The in-plant at the University of California, San Francisco, is contributing to the production of face shields to help protect nurses and physicians from the coronavirus.
UCSF Documents and Media (DM) is using its Challenge EH-3A drill press to turn clear plastic sheets normally used to cover bound reports into face shields for front-line health care workers. The shields incorporate a 3D-printed headband, produced in the university’s Makers Lab. The goal is to produce about 300 face shields per day.
The clear plastic report covers are perforated using a three-hole punch. Those holes line up with three small pegs on the headband, suspending the plastic sheet in place.
“This protects a worker’s face from splashes and droplets,” says Ramana Sastry, director of clinical engineering at UCSF Health, in a UCSF news story. “This design is key, not only because it’s inexpensive and quick, but also because we’re talking about extended use and reuse.”
The total cost of the materials is reportedly less than $1 per shield, and each shield takes about an hour and 20 minutes to manufacture. Comparable face shields cost about $20 each, said Sastry. UCSF is sharing its printing protocols and continual refinements online, to help other printers produce also face shields.
While the in-plant’s service centers are currently closed, a small group of essential workers are rotating in at the main print facility to produce essential printing jobs for the university and its hospital, UCSF Health. Those jobs include COVID-19-related signage, guidelines for patients, and university jobs like payroll reports. They are being printed on the in-plant's Xerox Iridesse digital color press.
For the face shields, boxes of clear sheets are transported from the library to DM’s main office, about 15 minutes away.

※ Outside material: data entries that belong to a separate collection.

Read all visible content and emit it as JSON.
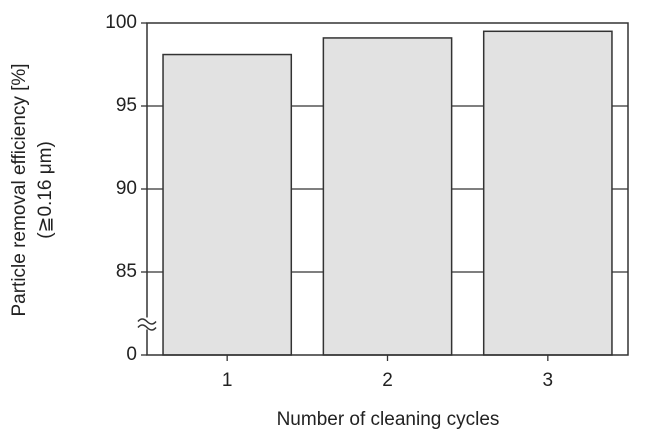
{
  "chart_data": {
    "type": "bar",
    "y_label_lines": [
      "Particle removal efficiency [%]",
      "(≧0.16 μm)"
    ],
    "x_label": "Number of cleaning cycles",
    "categories": [
      "1",
      "2",
      "3"
    ],
    "values": [
      98.1,
      99.1,
      99.5
    ],
    "color": "#e2e2e2",
    "ylim": [
      0,
      100
    ],
    "yticks": [
      0,
      85,
      90,
      95,
      100
    ],
    "axis_break": true,
    "grid": true
  }
}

They come in boxes of 100 sheets.
“The packs weren’t opened, to limit exposure,” says Mario Carmona, business operations manager at DM.
Individual paper drill bits and all work surfaces are sanitized and wiped down with disinfectant wipes.
“We regularly manage high-capacity punching and have the needed equipment at our main plant at the MCB,” says Carmona. “We have our multiple-spindle paper drill presses for high-capacity punching within our bindery and finishing area.”
After ensuring the drill bits are sharpened, Lisa Gee, digital production manager, then drills all 100 sheets at once, letting the drill cool between packs to prevent the hot drill bits from fusing the plastic.
“The packs were re-boxed and the library picked up the drilled transparency stock and delivered them to the Makers Lab on the same day where they were put into production to attach to the headband,” explains Carmona.
Participating in such a critical project, he says, gives his staff a sense of pride. Living in an earthquake-prone part of the country, he says, has prepared the in-plant to always to ready to step in when disaster happens to support the university and hospital.
"So we were already in the mindset of whatever UCSF Health needs, we'll be there to produce it," he says.